The US Coast Guard, and ships from the Netherlands made drug busts in the Caribbean Sea over the last few weeks resulting in a cumulative seizure of 5,237 pounds of cocaine.  The Coast Guard says the illegal narcotics which were offloaded at Base Miami Beach last Friday value $99 million.

The drugs were seized in the international waters of the Caribbean Sea by crews from: Coast Guard Cutter Donald Horsley, His Netherlands Majesty’s Ship Friesland, His Netherlands Majesty’s Ship Groningen.

Coast Guard Commanding officer of the Thetis, which transferred the drugs to the base in Miami, Justin Nadolny praised the partnership between themselves and the Netherlands which led to the massive seizure.

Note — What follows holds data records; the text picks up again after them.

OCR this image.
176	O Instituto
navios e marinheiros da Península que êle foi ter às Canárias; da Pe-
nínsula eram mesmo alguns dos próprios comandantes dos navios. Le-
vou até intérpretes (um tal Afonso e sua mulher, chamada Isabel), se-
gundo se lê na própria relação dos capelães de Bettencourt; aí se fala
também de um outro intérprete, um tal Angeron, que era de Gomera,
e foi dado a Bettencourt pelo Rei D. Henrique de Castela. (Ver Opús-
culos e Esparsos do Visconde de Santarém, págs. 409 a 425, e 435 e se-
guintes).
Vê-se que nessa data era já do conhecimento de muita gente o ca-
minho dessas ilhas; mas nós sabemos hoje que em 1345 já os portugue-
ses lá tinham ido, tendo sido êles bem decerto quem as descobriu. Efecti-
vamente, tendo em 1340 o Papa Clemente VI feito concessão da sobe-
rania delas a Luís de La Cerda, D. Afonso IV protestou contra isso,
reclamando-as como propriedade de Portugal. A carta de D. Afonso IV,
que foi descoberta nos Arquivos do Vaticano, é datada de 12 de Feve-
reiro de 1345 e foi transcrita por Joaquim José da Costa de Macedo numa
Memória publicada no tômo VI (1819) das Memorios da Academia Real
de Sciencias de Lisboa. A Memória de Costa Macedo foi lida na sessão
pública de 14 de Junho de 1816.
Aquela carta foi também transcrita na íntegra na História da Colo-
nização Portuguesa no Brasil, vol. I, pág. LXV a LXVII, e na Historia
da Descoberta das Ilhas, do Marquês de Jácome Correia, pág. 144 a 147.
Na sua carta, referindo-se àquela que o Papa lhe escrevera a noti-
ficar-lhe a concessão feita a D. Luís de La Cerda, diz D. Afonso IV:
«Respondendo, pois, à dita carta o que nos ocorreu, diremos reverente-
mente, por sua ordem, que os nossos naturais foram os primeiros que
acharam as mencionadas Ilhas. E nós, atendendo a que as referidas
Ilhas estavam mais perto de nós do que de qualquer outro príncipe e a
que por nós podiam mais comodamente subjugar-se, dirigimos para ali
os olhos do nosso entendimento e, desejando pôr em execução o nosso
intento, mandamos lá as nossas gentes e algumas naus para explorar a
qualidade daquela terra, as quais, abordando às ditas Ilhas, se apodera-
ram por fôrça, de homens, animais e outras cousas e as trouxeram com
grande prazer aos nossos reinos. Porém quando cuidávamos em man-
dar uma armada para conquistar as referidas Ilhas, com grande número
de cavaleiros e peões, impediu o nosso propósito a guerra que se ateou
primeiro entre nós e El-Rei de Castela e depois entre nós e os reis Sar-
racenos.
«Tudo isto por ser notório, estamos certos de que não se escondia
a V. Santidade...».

“Interdicting drug traffickers on the open ocean is challenging work and every interdiction is complex and unique,” he said. “This offload is a testament to the teamwork and devotion of every crew assigned to carry out this mission, and it showcases the strength of the valuable international partnerships united to combat transnational organized crime.  The fight against drug cartels in the Caribbean Sea requires unity of effort in all phases from detection, monitoring, and interdictions, to criminal prosecutions by international partners and U.S. Attorneys’ Offices in districts across the nation.”
The Turks and Caicos also have an agreement with the US Coast Guard signed in recent months which allows for tighter partnerships between the two countries (and the Bahamas) in the fight against illegal migration and drug trafficking in the county’s waters.